Weighing in at about 2,300 pounds, the Toyota MR2 Mk I featured the 1,587cc 4A-GE twin-cam four found in the E80 series Corolla and the popular AE86. 0-60 mph took a little over eight seconds and the quarter-mile in the high 16-second range. While those are not earth-shattering figures, the MR2 was fast for a small, cheap sports car at the time and the it was among the quicker cars per dollar in the 1980s.
Things got even more interesting in 1986 with the introduction of a supercharged model, which Car and Driver called “deceptively quick.” Visually, it was distinguished by raised vents on the engine cover and small “Supercharged” decals that were fairly subtle, at least by ‘80s standards. The first supercharged car offered in the U.S. in two decades, the blown MR2 bumped up performance significantly. With 145hp and 140 lb-ft of torque, 0-60 dropped by over a second and top speed was 130 mph. For efficiency and in low load situations, the supercharger had a clutch system that disengaged it from the engine and an air-bypass valve allowed the air intake to flow around it. 1986 U.S. market cars also added a T-bar roof to the options list.
Over 160,000 Toyota MR2 Mk Is were produced before Toyota updated the range with the larger, faster and altogether more elegant W20 model for the 1990s.

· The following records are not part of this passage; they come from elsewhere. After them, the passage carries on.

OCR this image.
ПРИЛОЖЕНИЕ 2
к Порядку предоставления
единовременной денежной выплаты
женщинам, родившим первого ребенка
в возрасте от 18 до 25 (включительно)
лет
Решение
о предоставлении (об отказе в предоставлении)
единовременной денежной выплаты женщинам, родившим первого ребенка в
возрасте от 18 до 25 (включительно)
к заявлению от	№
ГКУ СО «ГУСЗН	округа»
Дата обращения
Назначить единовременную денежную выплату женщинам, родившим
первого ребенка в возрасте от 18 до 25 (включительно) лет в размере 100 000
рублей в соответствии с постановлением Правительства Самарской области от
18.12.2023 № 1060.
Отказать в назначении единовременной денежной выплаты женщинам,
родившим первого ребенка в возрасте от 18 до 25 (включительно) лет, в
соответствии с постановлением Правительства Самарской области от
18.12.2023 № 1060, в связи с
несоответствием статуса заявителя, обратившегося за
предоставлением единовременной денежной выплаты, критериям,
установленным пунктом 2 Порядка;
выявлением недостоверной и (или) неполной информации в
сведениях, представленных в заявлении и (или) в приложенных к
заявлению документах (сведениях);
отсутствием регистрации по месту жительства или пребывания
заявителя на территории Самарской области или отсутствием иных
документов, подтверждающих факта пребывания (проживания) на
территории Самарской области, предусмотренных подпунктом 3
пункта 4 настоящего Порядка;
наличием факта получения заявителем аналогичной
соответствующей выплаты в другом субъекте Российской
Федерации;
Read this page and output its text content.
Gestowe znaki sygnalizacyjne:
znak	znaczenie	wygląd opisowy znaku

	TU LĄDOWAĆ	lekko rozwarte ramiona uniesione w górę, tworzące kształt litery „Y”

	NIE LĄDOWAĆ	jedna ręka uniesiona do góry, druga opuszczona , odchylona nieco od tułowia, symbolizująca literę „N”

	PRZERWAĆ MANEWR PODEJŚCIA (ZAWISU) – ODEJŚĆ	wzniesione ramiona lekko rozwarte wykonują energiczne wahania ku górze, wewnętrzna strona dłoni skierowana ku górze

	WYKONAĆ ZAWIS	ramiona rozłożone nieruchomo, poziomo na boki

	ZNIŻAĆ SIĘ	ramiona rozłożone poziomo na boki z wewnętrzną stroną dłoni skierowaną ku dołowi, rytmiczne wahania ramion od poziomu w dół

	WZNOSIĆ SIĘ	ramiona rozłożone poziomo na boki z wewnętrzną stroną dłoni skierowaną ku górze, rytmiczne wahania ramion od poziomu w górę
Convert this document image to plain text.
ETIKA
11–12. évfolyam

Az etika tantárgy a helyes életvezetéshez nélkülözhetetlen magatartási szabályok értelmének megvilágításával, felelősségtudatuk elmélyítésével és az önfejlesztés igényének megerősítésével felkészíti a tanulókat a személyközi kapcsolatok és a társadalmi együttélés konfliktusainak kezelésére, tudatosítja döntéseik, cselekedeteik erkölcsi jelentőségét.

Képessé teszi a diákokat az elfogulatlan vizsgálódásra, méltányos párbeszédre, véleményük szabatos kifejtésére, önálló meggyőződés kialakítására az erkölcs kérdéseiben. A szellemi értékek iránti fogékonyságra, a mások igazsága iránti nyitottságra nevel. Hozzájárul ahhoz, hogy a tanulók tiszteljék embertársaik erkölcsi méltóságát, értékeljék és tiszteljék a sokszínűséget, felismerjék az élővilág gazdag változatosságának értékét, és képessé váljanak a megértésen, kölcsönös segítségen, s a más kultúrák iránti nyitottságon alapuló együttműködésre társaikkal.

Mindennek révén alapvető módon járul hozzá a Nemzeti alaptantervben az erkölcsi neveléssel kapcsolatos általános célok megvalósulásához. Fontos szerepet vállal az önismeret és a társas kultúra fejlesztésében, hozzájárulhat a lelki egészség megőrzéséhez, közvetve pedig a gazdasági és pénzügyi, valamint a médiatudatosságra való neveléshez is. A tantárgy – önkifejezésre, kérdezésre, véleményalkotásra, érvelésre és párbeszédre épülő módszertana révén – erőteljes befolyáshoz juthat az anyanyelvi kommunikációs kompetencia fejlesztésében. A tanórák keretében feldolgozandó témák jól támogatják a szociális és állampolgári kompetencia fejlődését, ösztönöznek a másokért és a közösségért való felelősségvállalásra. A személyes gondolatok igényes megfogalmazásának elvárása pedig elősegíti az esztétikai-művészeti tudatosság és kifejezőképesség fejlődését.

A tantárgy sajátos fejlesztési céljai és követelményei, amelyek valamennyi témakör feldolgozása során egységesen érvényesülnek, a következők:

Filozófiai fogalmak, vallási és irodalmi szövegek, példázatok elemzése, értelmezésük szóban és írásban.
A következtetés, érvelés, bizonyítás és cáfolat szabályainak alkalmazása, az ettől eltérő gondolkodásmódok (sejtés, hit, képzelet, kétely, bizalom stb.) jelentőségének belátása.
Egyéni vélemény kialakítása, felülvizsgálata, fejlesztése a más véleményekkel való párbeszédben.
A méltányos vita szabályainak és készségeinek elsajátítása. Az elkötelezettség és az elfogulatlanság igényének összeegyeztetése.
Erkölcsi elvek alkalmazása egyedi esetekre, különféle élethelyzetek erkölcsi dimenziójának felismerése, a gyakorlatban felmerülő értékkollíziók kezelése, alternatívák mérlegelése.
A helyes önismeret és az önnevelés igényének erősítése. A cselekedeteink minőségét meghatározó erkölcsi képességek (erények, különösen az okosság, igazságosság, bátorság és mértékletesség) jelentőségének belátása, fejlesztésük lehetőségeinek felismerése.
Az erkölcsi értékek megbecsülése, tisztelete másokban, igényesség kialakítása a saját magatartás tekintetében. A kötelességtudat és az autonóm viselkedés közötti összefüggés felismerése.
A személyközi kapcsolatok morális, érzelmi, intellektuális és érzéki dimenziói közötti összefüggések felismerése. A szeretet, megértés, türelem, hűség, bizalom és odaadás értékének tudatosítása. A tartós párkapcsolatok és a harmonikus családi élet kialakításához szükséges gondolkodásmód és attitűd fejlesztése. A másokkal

Many people of course credit the Mazda Miata with heralding the return of the small, fun, cheap sports car and adding Japanese reliability to the mix. The MR2 may not have ever developed the same enthusiastic following as the MX-5, but the Toyota beat the Mazda to it by several years.
When shopping for a Mk I MR2, the biggest challenge is simply finding a good one. Toyota made a lot of these cars, but they’ve always been cheap, so over the years many have been driven hard, heavily modified, crashed or left outside in the elements where they are known to rust in the usual spots. A clean, low-mileage example is a real find.
While the doorstop-like styling hasn’t aged particularly well, the MR2 is a very rewarding car to drive, plus it has the mid-engine cachet that you just don’t get with a Miata. The most collectible version is of course the supercharged model, although any solid first generation Toyota MR2 is worth owning.